The OUTBY= data set contains information on the cross sections contained in the input data file. These cross sections are represented as BY groups in the OUT= data set. The OUTBY= data set contains the following variables:

  • the BY variables, whose values identify the different cross sections in the data file. The BY variables depend on the file type.

  • BYSELECT, a numeric variable that reports the outcome of the WHERE statement condition for the BY variable values for this observation. The value of BYSELECT is 1 for BY groups selected by the WHERE statement for output to the OUT= data set and is 0 for BY groups that are excluded by the WHERE statement. BYSELECT is added to the data set only if a WHERE statement is given. When there is no WHERE statement, then all the BY groups are selected.

  • ST_DATE, a numeric variable that gives the starting date for the BY group. The starting date is the earliest of the starting dates of all the series that have data for the current BY group.

  • END_DATE, a numeric variable that gives the ending date for the BY group. The ending date is the latest of the ending dates of all the series that have data for the BY group.

  • NTIME, a numeric variable that gives the number of time periods between ST_DATE and END_DATE, inclusive. Usually, this is the same as NOBS, but they differ when time periods are not equally spaced and when the OUT= data set is not specified. NTIME is a maximum limit on NOBS.

  • NOBS, a numeric variable that gives the number of time series observations in the OUT= data set between ST_DATE and END_DATE inclusive.
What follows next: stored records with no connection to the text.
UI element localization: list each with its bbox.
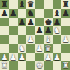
- square-b1[interactable]: [9, 61, 18, 70]
- chess-board: ♜♝♛♜♟♟♞♝♟♟♟♚♟♟♟♞♟♝♟♞♟♛♟♟♟♟♟♜♚♜: [0, 0, 70, 70]
- piece-white-king[interactable]: ♚: [36, 61, 43, 70]
- piece-white-pawn[interactable]: ♟: [27, 35, 34, 44]
- square-h1[interactable]: ♜: [61, 61, 70, 70]
- piece-white-pawn[interactable]: ♟: [53, 53, 60, 62]
- square-g2[interactable]: ♟: [53, 53, 62, 62]
- square-c5[interactable]: [18, 26, 27, 35]
- piece-black-pawn[interactable]: ♟: [62, 9, 69, 18]
- square-d1[interactable]: [26, 61, 35, 70]
- square-c1[interactable]: [18, 61, 27, 70]
- square-g5[interactable]: ♞: [53, 26, 62, 35]
- square-a1[interactable]: ♜: [0, 61, 9, 70]
- square-a6[interactable]: [0, 18, 9, 27]
- square-f2[interactable]: ♟: [44, 53, 53, 62]
- square-h6[interactable]: [61, 18, 70, 27]
- piece-white-rook[interactable]: ♜: [62, 61, 69, 70]
- piece-black-pawn[interactable]: ♟: [18, 18, 25, 27]
- piece-white-knight[interactable]: ♞: [53, 26, 60, 35]
- square-f1[interactable]: [44, 61, 53, 70]
- piece-white-pawn[interactable]: ♟: [62, 35, 69, 44]
- square-g1[interactable]: [53, 61, 62, 70]
- piece-black-bishop[interactable]: ♝: [18, 0, 25, 9]
- square-d2[interactable]: [26, 53, 35, 62]
- square-a4[interactable]: [0, 35, 9, 44]
- piece-black-pawn[interactable]: ♟: [27, 18, 34, 27]
- square-b2[interactable]: ♟: [9, 53, 18, 62]
- square-b7[interactable]: ♟: [9, 9, 18, 18]
- piece-white-pawn[interactable]: ♟: [18, 53, 25, 62]
- square-e7[interactable]: [35, 9, 44, 18]
- square-c8[interactable]: ♝: [18, 0, 27, 9]
- piece-black-pawn[interactable]: ♟: [1, 9, 8, 18]
- square-h3[interactable]: [61, 44, 70, 53]
- piece-white-pawn[interactable]: ♟: [44, 53, 51, 62]
- square-h7[interactable]: ♟: [61, 9, 70, 18]
- square-d6[interactable]: ♟: [26, 18, 35, 27]
- square-e5[interactable]: ♟: [35, 26, 44, 35]
- piece-white-rook[interactable]: ♜: [1, 61, 8, 70]
- square-g4[interactable]: [53, 35, 62, 44]
- piece-white-pawn[interactable]: ♟: [9, 53, 16, 62]
- piece-black-pawn[interactable]: ♟: [9, 9, 16, 18]
- square-a5[interactable]: [0, 26, 9, 35]
- square-h4[interactable]: ♟: [61, 35, 70, 44]
- square-e3[interactable]: ♟: [35, 44, 44, 53]
- square-e8[interactable]: [35, 0, 44, 9]
- square-a7[interactable]: ♟: [0, 9, 9, 18]
- square-f8[interactable]: [44, 0, 53, 9]
- square-d3[interactable]: [26, 44, 35, 53]
- piece-black-pawn[interactable]: ♟: [36, 26, 43, 35]
- square-b5[interactable]: [9, 26, 18, 35]
- square-d4[interactable]: ♟: [26, 35, 35, 44]
- square-c2[interactable]: ♟: [18, 53, 27, 62]
- square-b4[interactable]: [9, 35, 18, 44]
- square-b6[interactable]: [9, 18, 18, 27]
- square-c6[interactable]: ♟: [18, 18, 27, 27]
- piece-white-pawn[interactable]: ♟: [36, 44, 43, 53]
- square-e1[interactable]: ♚: [35, 61, 44, 70]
When a given BY group is discarded by a WHERE statement, the NOBS variable corresponding to this BY group becomes 0, since the OUT= data set does not contain any observations for this BY group. Note that BYSELECT=0 for every discarded BY group.

  • NINRANGE, a numeric variable that gives the number of observations in the range (from,to ) defined by the RANGE statement. This variable is only added to the OUTBY= data set when the RANGE statement is specified.

  • NSERIES, a numeric variable that gives the total number of unique time series variables having data for the BY group

  • NSELECT, a numeric variable that gives the total number of selected time series variables having data for the BY group

  • the generic variables, whose values remain constant for all the series in the current BY group

In this list, you can only control the attributes of the BY and GENERIC variables.

The variables NOBS, NTIME, and NINRANGE give observation counts, while the variables NSERIES and NSELECT give series counts.

By default, observations for only the selected BY groups (where BYSELECT=1) are output to the OUTBY= data set, and the date and time range variables are computed over only the selected time series variables. If the OUTSELECT=OFF option is specified, the OUTBY= data set contains an observation for each BY group, and the date and time range variables are computed over all the time series variables.

For file types that have no BY variables, the OUTBY= data set contains one observation giving ST_DATE, END_DATE, NTIME, NOBS, NINRANGE, NSERIES, and NSELECT for all the series in the file.

If you do not know the BY variable names or their possible values, you can do an initial run of PROC DATASOURCE with the OUTBY= option. The information contained in the OUTBY= data set can help you design your WHERE expression and RANGE statement for the subsequent executions of PROC DATASOURCE to obtain different subsets of the same data file.